Niente da fare per la Juventus, che si trascina fino allo 0-0 a Monaco senza raccogliere nulla se non la brutta sorpresa di dover giocare i playoff di Champions League. Dopo un primo tempo da sonnolenti, la squadra di Spalletti ha tentato disperatamente nella ripresa, anche attraverso qualche cambio, di agguantare la vittoria che non è mai arrivata, condannandosi a un misero tredicesimo posto in classifica. Bello il quadro: fuori dalle prime otto e alle prese con uno scontro cruciale contro una tra Galatasaray e Bruges. Ai playoff, per la gioia di tutti, va anche il Monaco.

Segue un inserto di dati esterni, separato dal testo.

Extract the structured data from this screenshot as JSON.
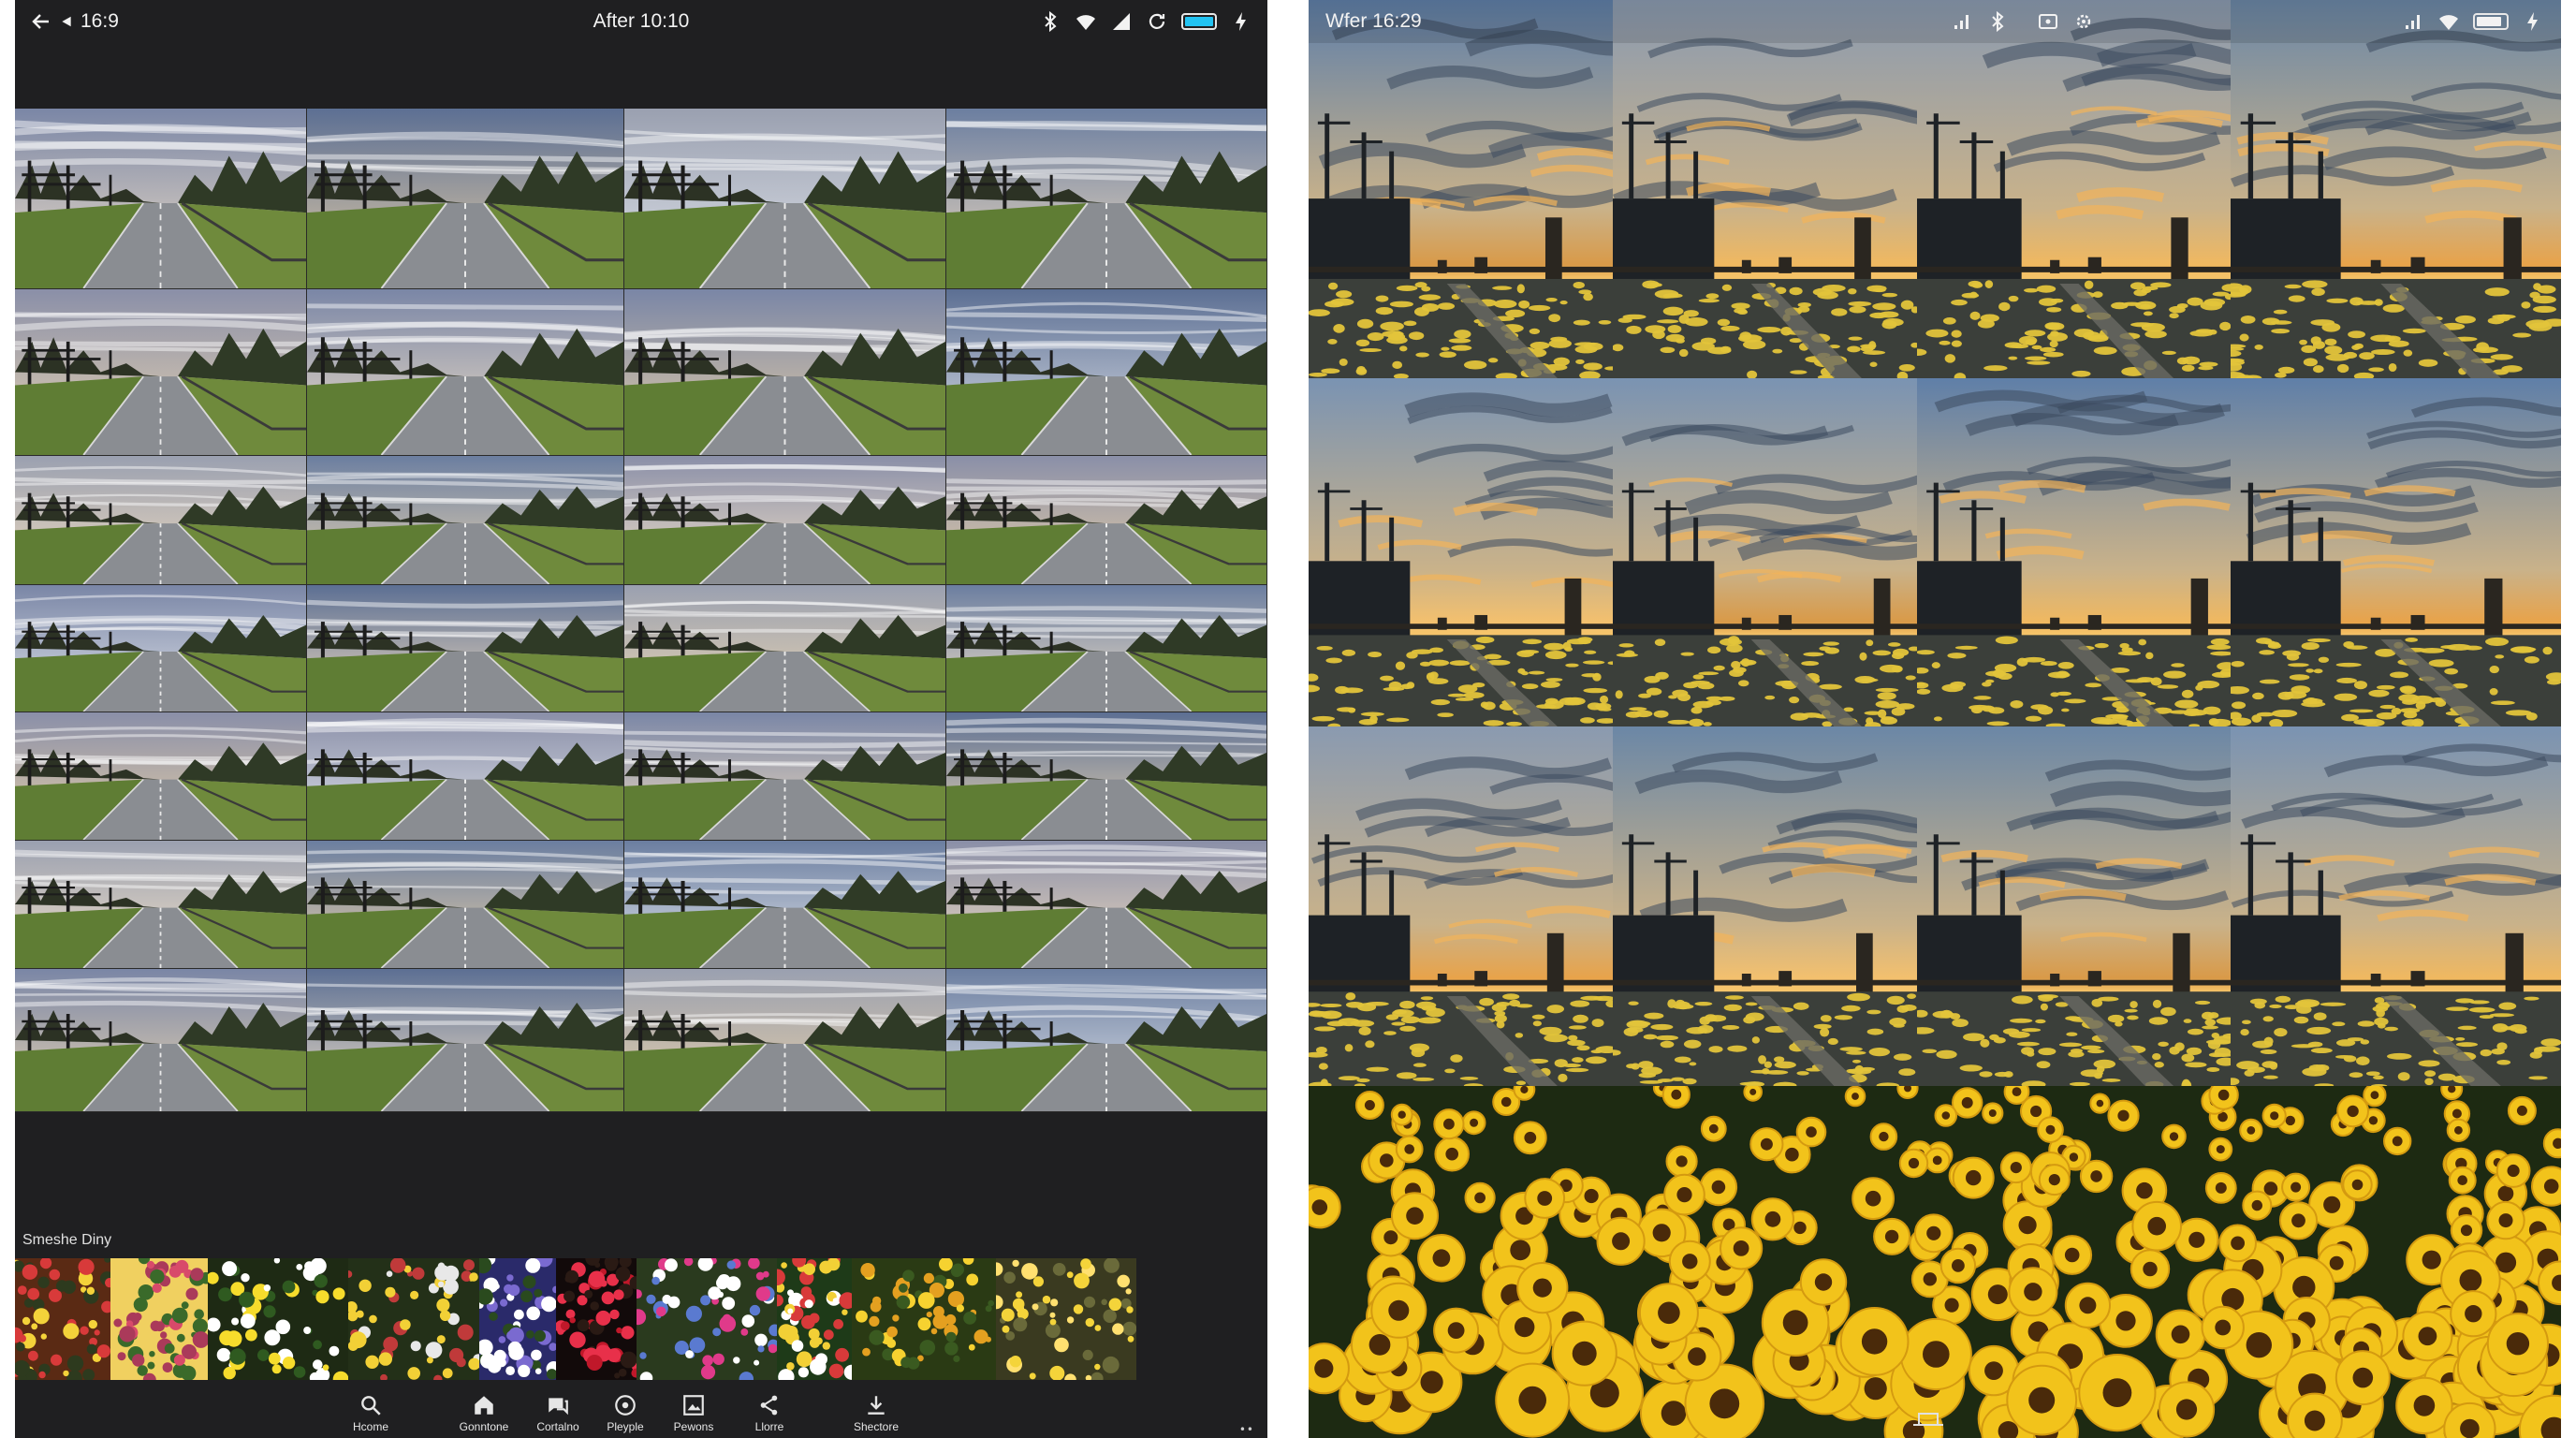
{
  "left_screen": {
    "status_bar": {
      "time": "16:9",
      "title": "After 10:10",
      "icons": [
        "back-arrow-icon",
        "location-arrow-icon",
        "bluetooth-icon",
        "wifi-icon",
        "signal-icon",
        "refresh-icon",
        "battery-icon",
        "charging-icon"
      ],
      "battery_color": "#22c3f2"
    },
    "photo_grid": {
      "rows": 7,
      "columns": 4,
      "subject": "road-through-park"
    },
    "strip": {
      "label": "Smeshe Diny",
      "thumbnails": 7
    },
    "nav": {
      "items": [
        {
          "label": "Hcome",
          "icon": "search-icon"
        },
        {
          "label": "Gonntone",
          "icon": "home-icon"
        },
        {
          "label": "Cortalno",
          "icon": "chat-icon"
        },
        {
          "label": "Pleyple",
          "icon": "circle-dot-icon"
        },
        {
          "label": "Pewons",
          "icon": "image-icon"
        },
        {
          "label": "Llorre",
          "icon": "share-icon"
        },
        {
          "label": "Shectore",
          "icon": "download-icon"
        }
      ],
      "more": "••"
    }
  },
  "right_screen": {
    "status_bar": {
      "time": "Wfer 16:29",
      "icons": [
        "signal-icon",
        "bluetooth-icon",
        "cast-icon",
        "settings-icon",
        "signal-icon",
        "wifi-icon",
        "battery-icon",
        "charging-icon"
      ]
    },
    "photo_grid": {
      "rows": 3,
      "columns": 4,
      "subject": "sunset-yellow-flower-field"
    },
    "flower_panel": {
      "subject": "sunflower-field"
    }
  },
  "colors": {
    "left_bg": "#1f1f21",
    "right_bg": "#0e0e0e",
    "sunflower": "#f2c31b",
    "sky_blue": "#6f8fb3",
    "sunset_orange": "#f0a53a"
  }
}
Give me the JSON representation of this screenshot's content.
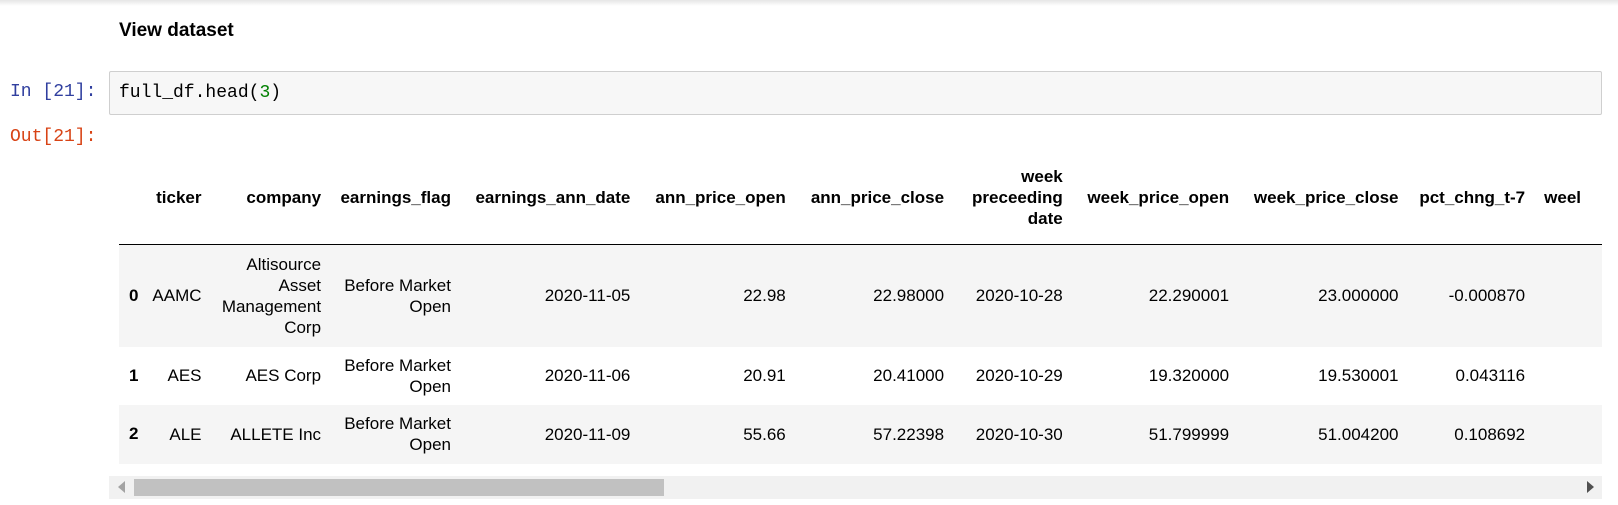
{
  "markdown": {
    "heading": "View dataset"
  },
  "cell_in": {
    "prompt": "In [21]:",
    "code_prefix": "full_df.head(",
    "code_arg": "3",
    "code_suffix": ")"
  },
  "cell_out": {
    "prompt": "Out[21]:"
  },
  "dataframe": {
    "columns": [
      "",
      "ticker",
      "company",
      "earnings_flag",
      "earnings_ann_date",
      "ann_price_open",
      "ann_price_close",
      "week preceeding date",
      "week_price_open",
      "week_price_close",
      "pct_chng_t-7",
      "weel"
    ],
    "rows": [
      {
        "index": "0",
        "cells": [
          "AAMC",
          "Altisource Asset Management Corp",
          "Before Market Open",
          "2020-11-05",
          "22.98",
          "22.98000",
          "2020-10-28",
          "22.290001",
          "23.000000",
          "-0.000870",
          ""
        ]
      },
      {
        "index": "1",
        "cells": [
          "AES",
          "AES Corp",
          "Before Market Open",
          "2020-11-06",
          "20.91",
          "20.41000",
          "2020-10-29",
          "19.320000",
          "19.530001",
          "0.043116",
          ""
        ]
      },
      {
        "index": "2",
        "cells": [
          "ALE",
          "ALLETE Inc",
          "Before Market Open",
          "2020-11-09",
          "55.66",
          "57.22398",
          "2020-10-30",
          "51.799999",
          "51.004200",
          "0.108692",
          ""
        ]
      }
    ]
  },
  "scrollbar": {
    "position_fraction": 0.0
  }
}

Il centrocampo del Monaco vede schierato un volto noto all’ambiente bianconero, Zakaria, affiancato da Camara. Notate la gentile omissione: l’altro grande ex, Pogba, manco è convocato. In attacco? Ecco lo schema: Balogun come punta di riferimento, supportato da un trio di nomi più esotici che famosi: Akliouche, Coulibaly e Golovin. Per la Juventus, Spalletti attua un turnover ridotto, regalando ad Openda la maglia da titolare – chissà quanto l’ha fatto brillare…
Confessiamo che riposavano, dolcemente, David e Yildiz, mentre sulla trequarti la compagnia è di Conceição, Miretti e McKennie. In mediana la coppia dei miracoli Koopmeiners e Thuram, e a difendere i pali un Perin di nuovo titolare al posto di Di Gregorio. Insomma, una squadra che gridava “speriamo in bene” fin dal primo fischio.
Il primo tempo? Una delusione sotto forma di sonnolenza agonistica. Il Monaco ha provato a fare la partita, affamato di punti, mentre la Juventus si è dedicata con un’eccellente partecipazione all’arte di sbagliare e rischiare. Per la cronaca, al 1′ minuto Perin sbaglia un rinvio così clamorosamente che regala il pallone ad Akliouche – il quale, fedelissimo ai principi juventini, sbaglia altrettanto clamorosamente il tiro, spedendo la palla lontano dalla porta.
Al 14′ arriva il capolavoro: Vanderson lancia Balogun in profondità, il cui approccio alla fisica newtoniana si traduce in una spinta a due mani su Kalulu. Con grande enfasi, Balogun salta Perin e butta dentro la palla, peccato che l’arbitro, rompiscatole, annulli tutto per lo sfrontato “fallo” dell’attaccante. Che fantasia.
Al 31′ il Monaco insiste con Akliouche che punta Kelly e serve Vanderson, ma Perin, nonostante tutto, risponde con un miracolo degno del miglior prestigiatore, mettendo il pallone in angolo.
Non bastasse, al 38′ Vanderson tira dalla distanza, Perin lo vede all’ultimo istante e respinge con un guizzo che solo da questo sporco e modesto portiere ci si poteva aspettare.
La Juventus in avanti? Solo un vago accenno nella seconda metà del primo tempo con Openda che si infila da solo fra tre avversari trovando solo il lato esterno della rete con un diagonale di sinistro. Su questo lievi squilli da buonanotte si chiude il primo tempo, con i tifosi bianconeri già in stato di trance e sospesi tra la noia e la rassegnazione.
Nel secondo tempo, il tecnico prova a iniettare qualche briciola di entusiasmo: escono Miretti e Conceição, dentro Adzic e Yildiz. La Juventus tenta di muovere il pallone con la speranza di un’illuminazione divina o almeno di qualche azione degna di nota. Al 72′ Openda serve Yildiz sulla sinistra, ma la conclusione manca di precisione e viene respinta.
Al ribaltamento di fronte il solito Balogun punta la porta, ma ancora una volta Perin ruba la scena con una presa sicura. Non bastasse, entrano pure Cambiaso e Zhegrova per il tentativo finale di una Juventus che si dibatte tra le reti della mediocrità e la maledizione del pareggio sterile, senza riuscire a sfondare.
Insomma, questa squadra continuerà a riverberare i propri dubbi e fallimenti nei playoff, in attesa che qualcuno, magari in un altro universo, decidere di giocare davvero per vincere. Intanto, la realtà si accontenta di un’umiliante mediocrità resa epica solo dal fatto che, a quanto pare, il semplice non farsi riprendere è diventato un traguardo degno di nota.